I don't know what my vocation is. Either it's marriage or it's some sort of consecrated single life (Holy Orders in that case, probably.) Anyway, I realized that day that I wasn't happy being single. I'm not sure why that is. Could be because I'm called to marriage, or it could be that I'm so afraid of turning into this guy* that I can't stop watching myself whenever I make a new friend of the female persuasion. Maybe I'm called to the Priesthood, but I'm really in denial (some of my reasoning for discerning away from the clerical state doesn't quite seem to hold up, to me.) Some days (not today especially) it's enough to make me want God to just slam one door shut, and open the other one wide. Just some kind of obvious sign. That'd be great.
Sometime, when I find and fulfill my vocation, I have a feeling that dealing with the fact of sexuality is going to get a lot easier. Because then I'll have a state I can accept, and live with; no more nebulous single-hood.

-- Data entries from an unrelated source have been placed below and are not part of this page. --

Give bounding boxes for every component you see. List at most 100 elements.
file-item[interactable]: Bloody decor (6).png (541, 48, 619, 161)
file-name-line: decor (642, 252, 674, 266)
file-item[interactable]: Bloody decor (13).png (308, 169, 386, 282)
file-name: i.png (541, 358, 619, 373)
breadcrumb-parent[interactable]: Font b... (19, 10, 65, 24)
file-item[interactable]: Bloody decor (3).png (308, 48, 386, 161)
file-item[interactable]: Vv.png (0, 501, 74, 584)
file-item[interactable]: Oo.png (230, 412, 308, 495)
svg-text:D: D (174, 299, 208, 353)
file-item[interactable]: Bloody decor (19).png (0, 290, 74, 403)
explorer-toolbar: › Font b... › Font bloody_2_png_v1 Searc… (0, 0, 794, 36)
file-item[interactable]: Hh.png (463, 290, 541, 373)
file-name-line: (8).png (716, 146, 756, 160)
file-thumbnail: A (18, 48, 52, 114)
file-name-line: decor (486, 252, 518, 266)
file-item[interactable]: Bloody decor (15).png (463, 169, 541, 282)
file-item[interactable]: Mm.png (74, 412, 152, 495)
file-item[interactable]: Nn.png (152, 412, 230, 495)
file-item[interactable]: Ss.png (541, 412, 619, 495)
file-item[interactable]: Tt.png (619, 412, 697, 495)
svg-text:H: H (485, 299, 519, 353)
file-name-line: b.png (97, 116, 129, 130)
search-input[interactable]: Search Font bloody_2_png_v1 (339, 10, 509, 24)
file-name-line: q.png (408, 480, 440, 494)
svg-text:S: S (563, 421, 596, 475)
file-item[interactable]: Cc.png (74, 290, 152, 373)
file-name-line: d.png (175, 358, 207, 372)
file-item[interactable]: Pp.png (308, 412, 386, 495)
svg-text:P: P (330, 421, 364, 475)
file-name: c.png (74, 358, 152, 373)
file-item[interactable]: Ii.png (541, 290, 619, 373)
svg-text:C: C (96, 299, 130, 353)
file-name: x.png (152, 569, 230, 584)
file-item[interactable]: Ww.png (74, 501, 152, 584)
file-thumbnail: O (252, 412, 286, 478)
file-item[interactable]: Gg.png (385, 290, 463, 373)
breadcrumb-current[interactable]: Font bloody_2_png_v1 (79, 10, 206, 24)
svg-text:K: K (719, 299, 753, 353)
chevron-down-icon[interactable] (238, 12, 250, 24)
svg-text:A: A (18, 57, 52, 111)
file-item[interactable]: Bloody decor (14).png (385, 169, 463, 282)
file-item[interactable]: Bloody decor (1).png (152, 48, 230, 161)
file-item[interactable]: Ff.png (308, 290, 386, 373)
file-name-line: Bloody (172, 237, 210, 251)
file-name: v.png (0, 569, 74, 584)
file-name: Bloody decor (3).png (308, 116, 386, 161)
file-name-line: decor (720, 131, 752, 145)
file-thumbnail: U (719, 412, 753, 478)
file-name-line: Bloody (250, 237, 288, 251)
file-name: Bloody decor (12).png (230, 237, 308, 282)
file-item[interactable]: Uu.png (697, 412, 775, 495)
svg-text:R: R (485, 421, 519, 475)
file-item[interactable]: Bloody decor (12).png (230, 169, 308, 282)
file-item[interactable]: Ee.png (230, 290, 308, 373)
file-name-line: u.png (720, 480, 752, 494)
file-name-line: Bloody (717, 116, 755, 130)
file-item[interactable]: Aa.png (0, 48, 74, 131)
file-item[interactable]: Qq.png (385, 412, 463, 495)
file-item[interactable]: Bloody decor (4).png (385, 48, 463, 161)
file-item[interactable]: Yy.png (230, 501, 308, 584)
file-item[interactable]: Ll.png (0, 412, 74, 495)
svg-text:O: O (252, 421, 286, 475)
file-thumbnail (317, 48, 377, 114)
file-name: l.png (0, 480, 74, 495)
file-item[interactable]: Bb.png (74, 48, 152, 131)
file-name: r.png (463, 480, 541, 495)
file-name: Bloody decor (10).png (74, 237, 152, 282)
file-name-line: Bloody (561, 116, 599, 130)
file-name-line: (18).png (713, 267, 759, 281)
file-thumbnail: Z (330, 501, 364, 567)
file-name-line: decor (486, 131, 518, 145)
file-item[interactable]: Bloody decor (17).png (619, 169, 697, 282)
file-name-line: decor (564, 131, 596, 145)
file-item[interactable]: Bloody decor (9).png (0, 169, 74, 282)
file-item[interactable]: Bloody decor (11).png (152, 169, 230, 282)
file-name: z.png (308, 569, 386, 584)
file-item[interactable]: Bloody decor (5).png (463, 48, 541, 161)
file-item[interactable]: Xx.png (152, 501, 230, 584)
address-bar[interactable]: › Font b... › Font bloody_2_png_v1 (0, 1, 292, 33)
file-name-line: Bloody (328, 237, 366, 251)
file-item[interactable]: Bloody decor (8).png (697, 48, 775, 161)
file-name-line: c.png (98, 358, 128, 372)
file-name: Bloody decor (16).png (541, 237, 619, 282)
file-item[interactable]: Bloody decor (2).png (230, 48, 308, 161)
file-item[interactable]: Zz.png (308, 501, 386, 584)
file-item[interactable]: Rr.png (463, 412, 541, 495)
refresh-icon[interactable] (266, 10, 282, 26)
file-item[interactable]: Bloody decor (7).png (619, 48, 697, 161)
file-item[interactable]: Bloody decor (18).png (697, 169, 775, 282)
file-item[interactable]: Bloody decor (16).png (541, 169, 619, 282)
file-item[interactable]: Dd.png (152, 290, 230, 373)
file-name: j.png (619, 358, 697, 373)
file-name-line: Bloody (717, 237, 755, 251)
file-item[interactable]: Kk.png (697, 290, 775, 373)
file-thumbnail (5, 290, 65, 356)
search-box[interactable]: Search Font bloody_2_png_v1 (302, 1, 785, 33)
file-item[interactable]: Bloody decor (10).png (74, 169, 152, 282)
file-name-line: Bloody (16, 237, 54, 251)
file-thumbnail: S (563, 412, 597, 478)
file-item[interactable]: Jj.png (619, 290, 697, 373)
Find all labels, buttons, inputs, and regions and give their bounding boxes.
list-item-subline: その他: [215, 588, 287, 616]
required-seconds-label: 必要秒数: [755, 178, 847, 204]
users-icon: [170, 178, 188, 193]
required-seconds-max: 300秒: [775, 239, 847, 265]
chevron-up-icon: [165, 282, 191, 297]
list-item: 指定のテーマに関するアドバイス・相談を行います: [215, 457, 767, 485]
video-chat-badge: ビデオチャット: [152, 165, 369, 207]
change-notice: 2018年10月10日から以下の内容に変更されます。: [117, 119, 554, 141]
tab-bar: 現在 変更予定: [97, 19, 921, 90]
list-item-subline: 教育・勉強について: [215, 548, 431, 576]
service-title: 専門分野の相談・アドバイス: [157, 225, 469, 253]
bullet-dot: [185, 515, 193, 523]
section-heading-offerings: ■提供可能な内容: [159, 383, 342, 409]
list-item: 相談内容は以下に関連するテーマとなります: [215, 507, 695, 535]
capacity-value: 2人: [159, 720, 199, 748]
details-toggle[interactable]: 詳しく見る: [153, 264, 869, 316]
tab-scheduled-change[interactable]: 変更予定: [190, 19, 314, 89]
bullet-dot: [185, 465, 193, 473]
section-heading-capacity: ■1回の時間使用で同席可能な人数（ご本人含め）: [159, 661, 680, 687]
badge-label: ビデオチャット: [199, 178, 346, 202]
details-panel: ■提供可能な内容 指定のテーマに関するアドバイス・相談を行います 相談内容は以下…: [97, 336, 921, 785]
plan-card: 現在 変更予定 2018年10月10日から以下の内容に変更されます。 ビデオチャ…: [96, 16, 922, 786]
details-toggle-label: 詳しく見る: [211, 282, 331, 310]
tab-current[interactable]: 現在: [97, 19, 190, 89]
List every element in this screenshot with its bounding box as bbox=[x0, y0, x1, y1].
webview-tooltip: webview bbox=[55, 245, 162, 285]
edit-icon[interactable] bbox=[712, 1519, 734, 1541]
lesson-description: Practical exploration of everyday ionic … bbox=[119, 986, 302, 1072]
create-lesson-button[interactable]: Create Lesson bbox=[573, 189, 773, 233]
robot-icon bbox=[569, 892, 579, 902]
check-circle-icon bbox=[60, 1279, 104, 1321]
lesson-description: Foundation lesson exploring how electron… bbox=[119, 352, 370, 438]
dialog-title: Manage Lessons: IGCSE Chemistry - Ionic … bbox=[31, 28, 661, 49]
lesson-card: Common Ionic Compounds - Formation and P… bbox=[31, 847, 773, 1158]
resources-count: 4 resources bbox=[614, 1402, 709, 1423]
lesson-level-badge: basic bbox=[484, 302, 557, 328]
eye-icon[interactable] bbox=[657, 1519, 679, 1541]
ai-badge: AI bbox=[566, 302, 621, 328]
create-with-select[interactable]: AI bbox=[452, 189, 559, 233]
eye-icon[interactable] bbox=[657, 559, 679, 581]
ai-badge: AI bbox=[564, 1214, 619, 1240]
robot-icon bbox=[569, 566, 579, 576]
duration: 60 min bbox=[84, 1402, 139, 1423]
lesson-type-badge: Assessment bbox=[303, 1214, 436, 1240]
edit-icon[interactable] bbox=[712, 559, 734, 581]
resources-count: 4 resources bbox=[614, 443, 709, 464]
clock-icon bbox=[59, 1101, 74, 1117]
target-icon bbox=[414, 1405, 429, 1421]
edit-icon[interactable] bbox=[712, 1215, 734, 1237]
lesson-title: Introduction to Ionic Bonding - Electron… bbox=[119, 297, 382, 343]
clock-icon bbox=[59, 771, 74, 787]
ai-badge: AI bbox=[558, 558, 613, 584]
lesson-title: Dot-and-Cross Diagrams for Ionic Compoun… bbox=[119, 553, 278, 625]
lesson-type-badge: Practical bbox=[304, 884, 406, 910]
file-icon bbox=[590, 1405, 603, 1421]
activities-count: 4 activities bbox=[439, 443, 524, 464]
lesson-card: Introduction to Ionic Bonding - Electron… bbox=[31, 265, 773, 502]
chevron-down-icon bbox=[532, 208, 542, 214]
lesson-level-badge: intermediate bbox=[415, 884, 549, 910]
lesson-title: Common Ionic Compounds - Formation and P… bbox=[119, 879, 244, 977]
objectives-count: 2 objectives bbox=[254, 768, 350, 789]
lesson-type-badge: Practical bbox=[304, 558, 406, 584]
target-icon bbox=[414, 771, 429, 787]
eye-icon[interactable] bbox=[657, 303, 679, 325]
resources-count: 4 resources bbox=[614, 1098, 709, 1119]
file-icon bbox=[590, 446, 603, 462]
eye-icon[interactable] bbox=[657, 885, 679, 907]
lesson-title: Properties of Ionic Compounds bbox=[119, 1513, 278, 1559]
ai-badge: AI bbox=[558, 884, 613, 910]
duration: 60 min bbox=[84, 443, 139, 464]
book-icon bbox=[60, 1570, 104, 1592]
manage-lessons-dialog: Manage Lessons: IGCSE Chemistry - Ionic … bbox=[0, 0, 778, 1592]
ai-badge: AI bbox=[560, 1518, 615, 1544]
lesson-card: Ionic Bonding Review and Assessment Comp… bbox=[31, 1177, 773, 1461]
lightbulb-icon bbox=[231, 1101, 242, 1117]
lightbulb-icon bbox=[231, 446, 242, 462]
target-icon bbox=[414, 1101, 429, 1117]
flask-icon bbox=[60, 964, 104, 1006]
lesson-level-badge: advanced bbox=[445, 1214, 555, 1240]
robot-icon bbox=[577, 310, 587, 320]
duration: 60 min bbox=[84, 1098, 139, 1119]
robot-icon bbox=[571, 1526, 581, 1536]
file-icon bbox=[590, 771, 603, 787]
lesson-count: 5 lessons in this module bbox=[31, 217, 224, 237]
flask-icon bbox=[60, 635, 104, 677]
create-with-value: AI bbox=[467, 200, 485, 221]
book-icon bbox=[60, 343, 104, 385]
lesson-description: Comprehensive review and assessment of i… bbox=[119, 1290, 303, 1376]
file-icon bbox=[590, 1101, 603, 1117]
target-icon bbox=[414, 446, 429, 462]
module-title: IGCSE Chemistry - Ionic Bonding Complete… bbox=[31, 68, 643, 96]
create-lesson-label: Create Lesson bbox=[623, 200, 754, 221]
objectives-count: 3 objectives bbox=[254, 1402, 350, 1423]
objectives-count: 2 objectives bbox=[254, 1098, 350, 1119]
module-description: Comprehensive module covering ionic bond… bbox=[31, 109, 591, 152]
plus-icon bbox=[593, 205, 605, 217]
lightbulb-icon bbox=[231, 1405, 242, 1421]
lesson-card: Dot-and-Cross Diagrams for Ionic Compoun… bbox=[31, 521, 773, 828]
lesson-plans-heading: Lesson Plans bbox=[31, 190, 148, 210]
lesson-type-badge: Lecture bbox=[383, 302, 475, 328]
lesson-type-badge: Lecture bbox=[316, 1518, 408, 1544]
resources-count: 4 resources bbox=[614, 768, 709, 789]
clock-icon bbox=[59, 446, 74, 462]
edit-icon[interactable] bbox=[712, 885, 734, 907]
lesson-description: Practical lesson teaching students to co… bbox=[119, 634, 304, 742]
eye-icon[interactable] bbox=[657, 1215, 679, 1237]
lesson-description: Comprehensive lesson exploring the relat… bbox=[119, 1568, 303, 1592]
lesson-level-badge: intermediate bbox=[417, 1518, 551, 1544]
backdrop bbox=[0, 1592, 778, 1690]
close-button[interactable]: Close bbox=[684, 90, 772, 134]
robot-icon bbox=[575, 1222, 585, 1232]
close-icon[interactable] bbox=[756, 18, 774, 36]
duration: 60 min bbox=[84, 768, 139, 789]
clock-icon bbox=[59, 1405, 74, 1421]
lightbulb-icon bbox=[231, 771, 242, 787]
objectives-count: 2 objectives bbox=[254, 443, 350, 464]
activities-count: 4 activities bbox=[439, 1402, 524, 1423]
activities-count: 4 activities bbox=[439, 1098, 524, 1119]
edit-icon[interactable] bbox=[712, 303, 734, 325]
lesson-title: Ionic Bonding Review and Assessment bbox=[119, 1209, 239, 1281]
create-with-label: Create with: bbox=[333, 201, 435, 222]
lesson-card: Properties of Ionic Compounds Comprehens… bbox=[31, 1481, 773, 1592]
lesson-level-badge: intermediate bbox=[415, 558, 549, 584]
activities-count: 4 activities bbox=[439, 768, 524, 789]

It'll come in God's time. In the meantime, please pray that I would be less neurotic when I meet women, and know when to relax and when to be vigilant. (Wojtyla's Love and Responsibility was a huge help in the way of a philosophical framework for living; book recommendations on the subject are good if you can think of any.) But if nothing else, prayer for discernment--in the immediate and in the vocational sense.
* If this is your first XKCD comic, you might not want to browse the site. Sometimes it's a little less spiritual and a lot more offensive than that one. But that comic itself should be fine.